Texas Attorney General Ken Paxton sued Wednesday to stop the Biden administration from enforcing its “pharmacy mandate” requiring qualified retail pharmaceutical firms to dispense abortion pills or risk losing Medicare and Medicaid funding.
The lawsuit, filed Tuesday in U.S. District Court for the Western District of Texas, cited the Health and Human Services Department’s July 13 guidance saying that refusing to fill prescriptions for abortion pills would violate federal law banning sex discrimination based on pregnancy.
The guidance cited the Affordable Care Act and the 1964 Civil Rights Act, but Mr. Paxton argued that none of the federal statutes named addresses pregnancy, and that “the Defendants know this” because they issued a proposed rulemaking in August to add pregnancy discrimination to the ACA, popularly known as “Obamacare.”
On the other hand, he said that the administration’s “pharmacy mandate” runs afoul of the ACA, which includes a section saying that it does not preempt state law on abortion, as well as Title IX and the Hyde Amendment.
“The Biden Administration knows that it has no legal authority to institute this radical abortion agenda, so now it’s trying to intimidate every pharmacy in America by threatening to withhold federal funds,” Mr. Paxton said.

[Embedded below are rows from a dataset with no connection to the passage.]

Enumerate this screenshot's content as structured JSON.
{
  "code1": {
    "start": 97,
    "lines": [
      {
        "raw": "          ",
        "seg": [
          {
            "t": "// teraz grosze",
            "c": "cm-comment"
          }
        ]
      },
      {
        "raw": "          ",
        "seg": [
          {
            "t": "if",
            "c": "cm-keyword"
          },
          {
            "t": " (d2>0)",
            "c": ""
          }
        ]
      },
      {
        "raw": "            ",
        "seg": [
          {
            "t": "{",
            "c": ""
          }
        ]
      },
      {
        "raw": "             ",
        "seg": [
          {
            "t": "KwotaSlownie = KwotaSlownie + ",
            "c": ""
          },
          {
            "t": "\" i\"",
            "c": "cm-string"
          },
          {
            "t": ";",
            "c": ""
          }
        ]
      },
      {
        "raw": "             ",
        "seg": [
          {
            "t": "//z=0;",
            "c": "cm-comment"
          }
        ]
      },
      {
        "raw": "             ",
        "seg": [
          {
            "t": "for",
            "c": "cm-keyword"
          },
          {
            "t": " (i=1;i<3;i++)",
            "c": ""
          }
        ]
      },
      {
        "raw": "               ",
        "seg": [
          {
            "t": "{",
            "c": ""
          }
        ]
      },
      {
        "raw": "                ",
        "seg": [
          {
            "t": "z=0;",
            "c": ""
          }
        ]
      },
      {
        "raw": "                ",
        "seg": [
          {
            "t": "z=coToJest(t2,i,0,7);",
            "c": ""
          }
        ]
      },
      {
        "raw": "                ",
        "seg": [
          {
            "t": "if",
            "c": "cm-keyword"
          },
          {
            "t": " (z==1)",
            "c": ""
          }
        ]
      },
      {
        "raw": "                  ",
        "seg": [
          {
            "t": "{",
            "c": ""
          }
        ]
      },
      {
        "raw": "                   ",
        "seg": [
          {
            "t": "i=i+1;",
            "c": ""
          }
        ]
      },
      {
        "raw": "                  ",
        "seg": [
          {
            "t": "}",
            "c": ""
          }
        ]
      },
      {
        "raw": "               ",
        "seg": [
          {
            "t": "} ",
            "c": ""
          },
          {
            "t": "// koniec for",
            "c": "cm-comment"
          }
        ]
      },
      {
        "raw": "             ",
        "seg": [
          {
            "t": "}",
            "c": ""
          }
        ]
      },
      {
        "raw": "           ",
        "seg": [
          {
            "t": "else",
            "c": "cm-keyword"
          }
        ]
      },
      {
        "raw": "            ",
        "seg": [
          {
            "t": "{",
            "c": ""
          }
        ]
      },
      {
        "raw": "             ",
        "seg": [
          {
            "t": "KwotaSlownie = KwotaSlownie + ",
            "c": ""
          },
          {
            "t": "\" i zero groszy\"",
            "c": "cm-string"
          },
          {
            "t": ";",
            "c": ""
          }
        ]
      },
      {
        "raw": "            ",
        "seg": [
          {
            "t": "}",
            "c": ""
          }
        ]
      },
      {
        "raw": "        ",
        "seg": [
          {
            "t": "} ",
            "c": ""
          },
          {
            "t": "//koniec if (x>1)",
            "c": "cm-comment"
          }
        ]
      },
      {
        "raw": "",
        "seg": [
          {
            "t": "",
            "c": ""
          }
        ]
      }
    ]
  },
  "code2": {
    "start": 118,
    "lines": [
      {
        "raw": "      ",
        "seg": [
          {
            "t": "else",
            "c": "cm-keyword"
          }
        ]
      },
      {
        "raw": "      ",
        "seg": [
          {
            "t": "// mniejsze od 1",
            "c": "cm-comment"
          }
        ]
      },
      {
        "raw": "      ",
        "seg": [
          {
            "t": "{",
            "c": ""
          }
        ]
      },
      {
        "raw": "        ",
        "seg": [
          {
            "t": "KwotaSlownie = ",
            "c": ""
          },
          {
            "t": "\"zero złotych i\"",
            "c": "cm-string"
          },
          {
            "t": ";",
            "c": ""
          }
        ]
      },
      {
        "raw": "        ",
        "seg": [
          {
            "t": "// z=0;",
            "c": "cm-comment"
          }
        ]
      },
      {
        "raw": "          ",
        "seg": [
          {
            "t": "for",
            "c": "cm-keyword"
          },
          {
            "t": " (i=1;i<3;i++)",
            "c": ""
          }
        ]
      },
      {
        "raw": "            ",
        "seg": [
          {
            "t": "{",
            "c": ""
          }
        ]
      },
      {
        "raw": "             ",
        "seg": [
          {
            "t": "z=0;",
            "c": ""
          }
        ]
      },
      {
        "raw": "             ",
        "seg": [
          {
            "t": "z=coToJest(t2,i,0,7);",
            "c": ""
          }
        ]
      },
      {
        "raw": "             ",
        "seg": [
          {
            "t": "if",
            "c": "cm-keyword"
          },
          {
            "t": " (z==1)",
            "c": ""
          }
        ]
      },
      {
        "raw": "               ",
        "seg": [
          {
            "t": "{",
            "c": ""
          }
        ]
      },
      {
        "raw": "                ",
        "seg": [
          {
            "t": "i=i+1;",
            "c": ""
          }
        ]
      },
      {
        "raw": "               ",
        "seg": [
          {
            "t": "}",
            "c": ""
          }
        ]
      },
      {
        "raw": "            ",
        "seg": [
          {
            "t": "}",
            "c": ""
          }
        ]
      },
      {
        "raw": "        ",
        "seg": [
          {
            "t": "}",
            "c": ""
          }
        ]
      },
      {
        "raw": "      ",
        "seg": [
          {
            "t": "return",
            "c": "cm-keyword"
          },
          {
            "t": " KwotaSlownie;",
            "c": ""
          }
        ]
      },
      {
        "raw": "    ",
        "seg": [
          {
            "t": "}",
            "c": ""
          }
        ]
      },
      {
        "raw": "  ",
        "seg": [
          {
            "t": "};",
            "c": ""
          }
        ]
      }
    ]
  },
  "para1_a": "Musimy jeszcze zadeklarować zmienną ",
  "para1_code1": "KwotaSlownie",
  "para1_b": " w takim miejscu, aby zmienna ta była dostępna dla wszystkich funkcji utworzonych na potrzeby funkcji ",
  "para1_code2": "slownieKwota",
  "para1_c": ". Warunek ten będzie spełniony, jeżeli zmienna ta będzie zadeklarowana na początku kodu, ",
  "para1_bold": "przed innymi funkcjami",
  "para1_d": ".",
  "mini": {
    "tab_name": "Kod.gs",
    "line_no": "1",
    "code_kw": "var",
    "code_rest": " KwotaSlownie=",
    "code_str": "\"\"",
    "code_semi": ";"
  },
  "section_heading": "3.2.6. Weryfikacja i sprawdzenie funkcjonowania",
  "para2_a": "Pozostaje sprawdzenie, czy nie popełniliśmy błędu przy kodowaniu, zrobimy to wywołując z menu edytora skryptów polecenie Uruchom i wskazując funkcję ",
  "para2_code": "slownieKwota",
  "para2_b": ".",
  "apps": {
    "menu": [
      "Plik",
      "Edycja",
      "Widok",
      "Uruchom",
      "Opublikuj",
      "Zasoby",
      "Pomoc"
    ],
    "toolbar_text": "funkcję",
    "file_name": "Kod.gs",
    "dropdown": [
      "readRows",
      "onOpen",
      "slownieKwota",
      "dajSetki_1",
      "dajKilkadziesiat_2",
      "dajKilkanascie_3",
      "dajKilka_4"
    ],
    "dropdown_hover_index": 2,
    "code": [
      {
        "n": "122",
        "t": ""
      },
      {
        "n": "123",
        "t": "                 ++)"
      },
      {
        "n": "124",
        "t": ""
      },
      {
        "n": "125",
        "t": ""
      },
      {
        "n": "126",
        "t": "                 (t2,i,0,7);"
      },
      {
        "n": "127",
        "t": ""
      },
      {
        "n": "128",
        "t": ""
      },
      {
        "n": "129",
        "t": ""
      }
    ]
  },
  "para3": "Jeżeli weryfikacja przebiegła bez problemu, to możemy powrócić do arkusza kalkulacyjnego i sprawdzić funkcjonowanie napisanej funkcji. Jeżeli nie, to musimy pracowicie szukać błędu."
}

“It’s not going to work. Texas and several other states across the country have dutifully passed laws to protect the unborn, and we are not going to back down just because unelected bureaucrats in Washington want to create illegal, extremist federal policies,” he said.
The challenge comes as the Biden administration spars with red states over access to mifepristone and Mifeprex, the two-pill regimen approved for terminating pregnancies up to 10 weeks’ gestation, which has become the most popular abortion method despite pro-life concerns about its safety for pregnant women.